東洋経済オンライン / 2025年1月4日 7時40分

本体は上下に分割可能で、ステアリング操作と、ブレーキの操作は物理的なリンクを介して下のシャシー側に伝わるようになっている。スロットル操作などは電気的に伝わる。それらの接続をすべて一括で行うことができるようになっているのがユニークなところ。

シートを低く、ステアリングを高くすることで、スクーターのように誰でも操作できるようにすることもできるし、シート高を上げて体重移動中心で操作するようにもできる。極めて理にかなった構造になっている。

さらに、工場横に作られたこのテストコースで頻繁にテスト走行を行って操作性のチューニングをすることもできる。

実は、RDSの祖業はレーシングパーツの製作。

守秘義務があって多くは語れないようだが、F1チームのトロロッソからクリスマスプレゼントとしてもらったフロントウィング(これ自体がRDSの製品というわけではなく、スポンサーロゴが入っている部分をプレゼントされたもよう)や、現在日本人唯一のF1ドライバーである角田裕毅選手の個人スポンサー……というあたりから察するしかなさそう。

現社長である杉原さんは、父が創業したレーシングマシンのパーツを製作する会社を継ぐために15歳で単身渡英。イギリスの全寮制高校を経て大学でプロダクトデザインを専攻した。

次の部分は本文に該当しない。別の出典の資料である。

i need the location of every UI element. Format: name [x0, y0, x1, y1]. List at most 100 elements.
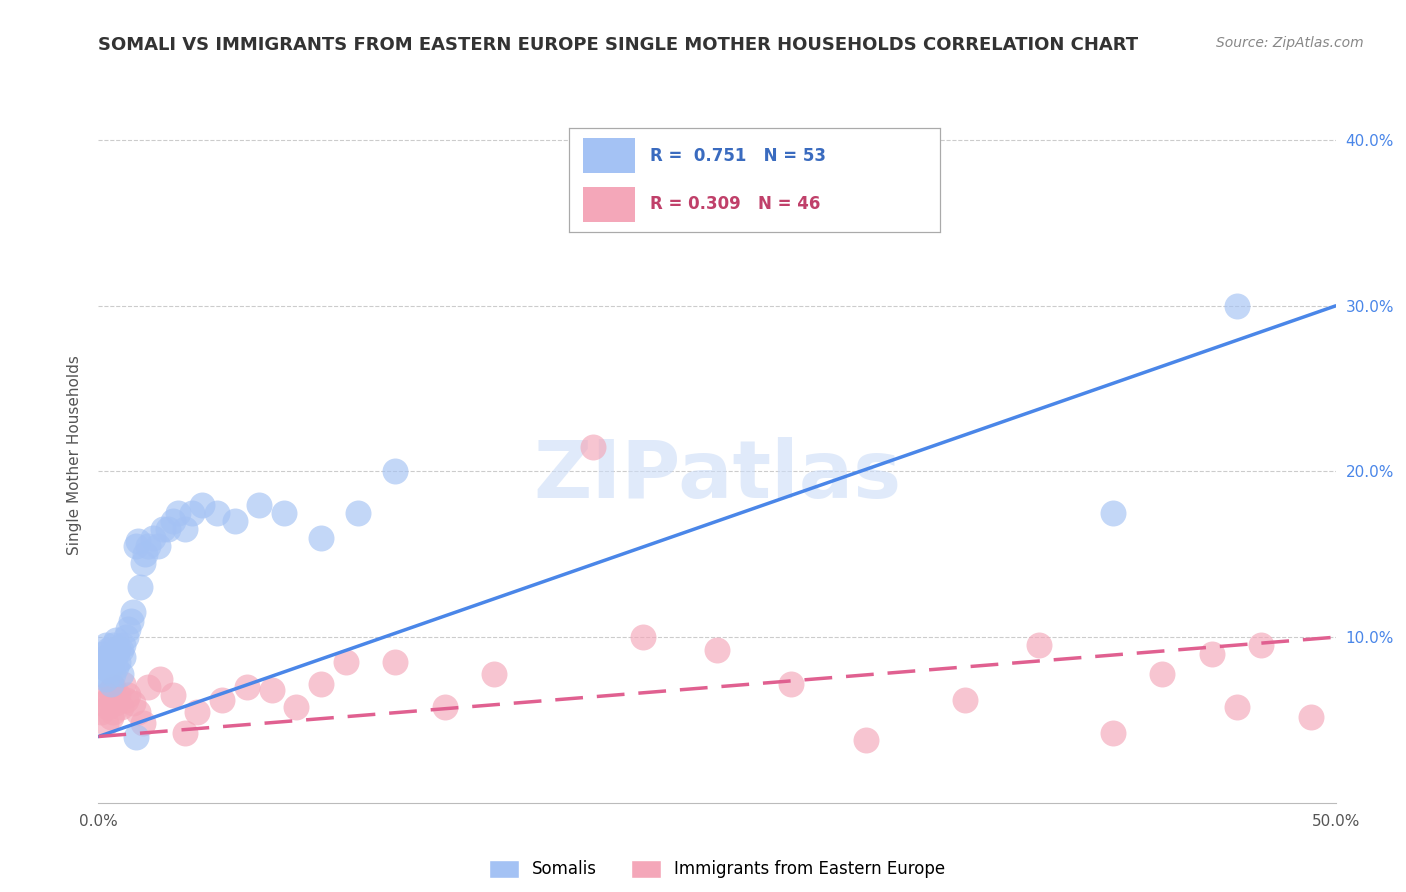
- Point: [103, 705, 125, 719]
- Point: [90, 655, 112, 669]
- Point: [136, 539, 159, 553]
- Point: [103, 680, 125, 694]
- Point: [103, 666, 125, 681]
- Point: [97, 643, 120, 657]
- Point: [285, 699, 308, 714]
- Point: [104, 633, 127, 648]
- Point: [117, 622, 139, 636]
- Point: [90, 705, 112, 719]
- Point: [260, 683, 283, 698]
- Text: SOMALI VS IMMIGRANTS FROM EASTERN EUROPE SINGLE MOTHER HOUSEHOLDS CORRELATION CH: SOMALI VS IMMIGRANTS FROM EASTERN EUROPE…: [98, 36, 1139, 54]
- Text: Source: ZipAtlas.com: Source: ZipAtlas.com: [1216, 36, 1364, 50]
- Point: [1226, 299, 1249, 313]
- Point: [484, 666, 506, 681]
- Point: [90, 666, 112, 681]
- Point: [174, 523, 197, 537]
- Point: [94, 688, 117, 702]
- Point: [855, 732, 877, 747]
- Point: [780, 676, 803, 690]
- Point: [93, 697, 115, 711]
- Point: [142, 531, 165, 545]
- Point: [309, 531, 332, 545]
- Point: [136, 680, 159, 694]
- Point: [152, 523, 174, 537]
- Point: [110, 666, 132, 681]
- Text: R = 0.309   N = 46: R = 0.309 N = 46: [650, 195, 821, 213]
- Point: [1250, 639, 1272, 653]
- Point: [104, 697, 127, 711]
- Point: [273, 506, 295, 520]
- Point: [433, 699, 456, 714]
- Point: [110, 643, 132, 657]
- Point: [114, 693, 136, 707]
- Point: [132, 716, 155, 731]
- Point: [181, 506, 204, 520]
- Point: [162, 514, 184, 528]
- Point: [205, 506, 228, 520]
- Point: [127, 705, 149, 719]
- Point: [162, 688, 184, 702]
- Point: [124, 539, 146, 553]
- Point: [236, 680, 259, 694]
- Point: [110, 699, 132, 714]
- Point: [93, 647, 115, 661]
- Point: [1201, 647, 1223, 661]
- Point: [146, 539, 169, 553]
- Point: [706, 643, 728, 657]
- Point: [100, 676, 122, 690]
- Point: [122, 605, 145, 619]
- Point: [186, 705, 208, 719]
- Point: [166, 506, 188, 520]
- Point: [114, 630, 136, 644]
- Point: [384, 655, 406, 669]
- Point: [94, 716, 117, 731]
- Point: [149, 672, 172, 686]
- Point: [107, 641, 129, 656]
- Point: [122, 697, 145, 711]
- Point: [107, 655, 129, 669]
- Point: [335, 655, 357, 669]
- Point: [953, 693, 976, 707]
- FancyBboxPatch shape: [583, 138, 636, 173]
- Point: [120, 614, 142, 628]
- Point: [247, 498, 270, 512]
- Point: [124, 730, 146, 744]
- Point: [1226, 699, 1249, 714]
- Point: [174, 726, 197, 740]
- Point: [100, 709, 122, 723]
- Point: [132, 556, 155, 570]
- Point: [117, 688, 139, 702]
- Point: [94, 672, 117, 686]
- Point: [1028, 639, 1050, 653]
- Point: [93, 660, 115, 674]
- Point: [112, 676, 135, 690]
- Point: [582, 440, 605, 454]
- Point: [191, 498, 214, 512]
- Point: [103, 639, 125, 653]
- Point: [94, 650, 117, 665]
- Point: [104, 647, 127, 661]
- Point: [100, 683, 122, 698]
- Point: [97, 693, 120, 707]
- Point: [112, 650, 135, 665]
- Y-axis label: Single Mother Households: Single Mother Households: [67, 355, 83, 555]
- Text: R =  0.751   N = 53: R = 0.751 N = 53: [650, 147, 827, 165]
- Point: [1102, 726, 1125, 740]
- Point: [94, 639, 117, 653]
- Point: [97, 699, 120, 714]
- Point: [97, 663, 120, 677]
- Point: [1299, 709, 1322, 723]
- Point: [879, 208, 901, 222]
- Point: [309, 676, 332, 690]
- Point: [211, 693, 233, 707]
- Point: [631, 630, 654, 644]
- Point: [134, 547, 156, 561]
- Point: [107, 688, 129, 702]
- Point: [1102, 506, 1125, 520]
- Point: [1152, 666, 1174, 681]
- FancyBboxPatch shape: [583, 187, 636, 222]
- Point: [103, 650, 125, 665]
- Point: [104, 660, 127, 674]
- Point: [156, 523, 179, 537]
- Point: [100, 658, 122, 673]
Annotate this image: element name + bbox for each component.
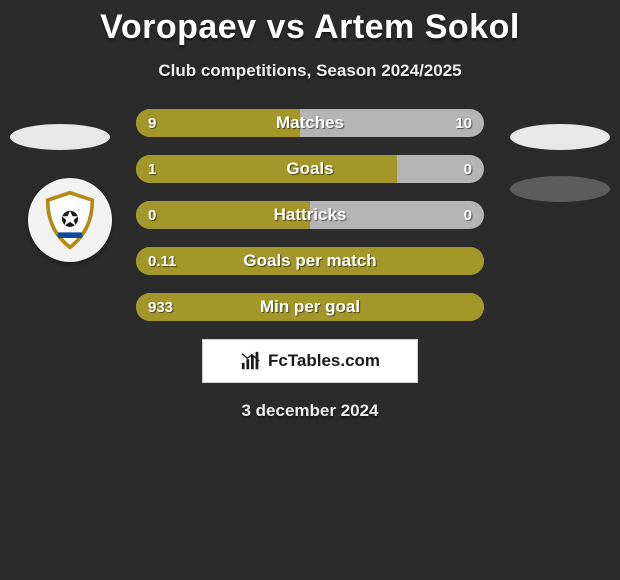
- bar-left-fill: [136, 201, 310, 229]
- bar-left-fill: [136, 109, 300, 137]
- bar-row: Goals per match0.11: [136, 247, 484, 275]
- date-label: 3 december 2024: [0, 401, 620, 421]
- brand-label: FcTables.com: [268, 351, 380, 371]
- avatar-slot-right: [510, 124, 610, 150]
- brand-box[interactable]: FcTables.com: [202, 339, 418, 383]
- bar-row: Matches910: [136, 109, 484, 137]
- bar-row: Goals10: [136, 155, 484, 183]
- bar-row: Hattricks00: [136, 201, 484, 229]
- avatar-slot-left: [10, 124, 110, 150]
- bar-left-fill: [136, 293, 484, 321]
- shield-icon: [39, 189, 101, 251]
- page-subtitle: Club competitions, Season 2024/2025: [0, 61, 620, 81]
- team-slot-right: [510, 176, 610, 202]
- bar-row: Min per goal933: [136, 293, 484, 321]
- bar-chart-icon: [240, 350, 262, 372]
- bar-left-fill: [136, 247, 484, 275]
- team-crest-left: [28, 178, 112, 262]
- comparison-chart: Matches910 Goals10 Hattricks00 Goals per ma…: [136, 109, 484, 321]
- bar-left-fill: [136, 155, 397, 183]
- page-title: Voropaev vs Artem Sokol: [0, 0, 620, 47]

現在RDSは、レーシングマシンや、自動車メーカーのプロトタイプ製作を通して、デザイン、設計、新素材の開発、クレイモデル、CFRP(炭素繊維強化プラスチック)成形、3Dプリンターなどによるモデルの製作、3Dモデリングデータ製作、構造解析などを行う企業に成長している。わかりやすくいえば、単価が非常に高くなったとしても必要な、高強度、高精度な単品モデルの製作に特化した企業だ。

埼玉県大里郡寄居町の牧歌的な農村風景の中にある高度なセキュリティに守られたファクトリーには、さまざまな素材を自在に加工できるNC加工機、3軸加工機、5軸加工機、さまざまなサイズの3Dプリンター、オートクレーブや、計測のための3Dスキャナー、モーションキャプチャーなどが所狭しと並んでいる。また随所に定盤があり、正確なプロダクトを作るのに役立っている。また、そもそも寄居の立地も地盤が固く、精密な製品を作るのに向いているのだそうだ。

それらを使って作られるのはレーシングマシンだけではなく、競技用の車イス、車イス利用者のための高度な計測機械(乗車するポジションが数mm変わるだけで、車輪を回す力が大きく変わり、日常生活が楽になるのだそうだ)、歩行フォーム計測用ロボット、人が乗れる大型のロボットなど多岐にわたる。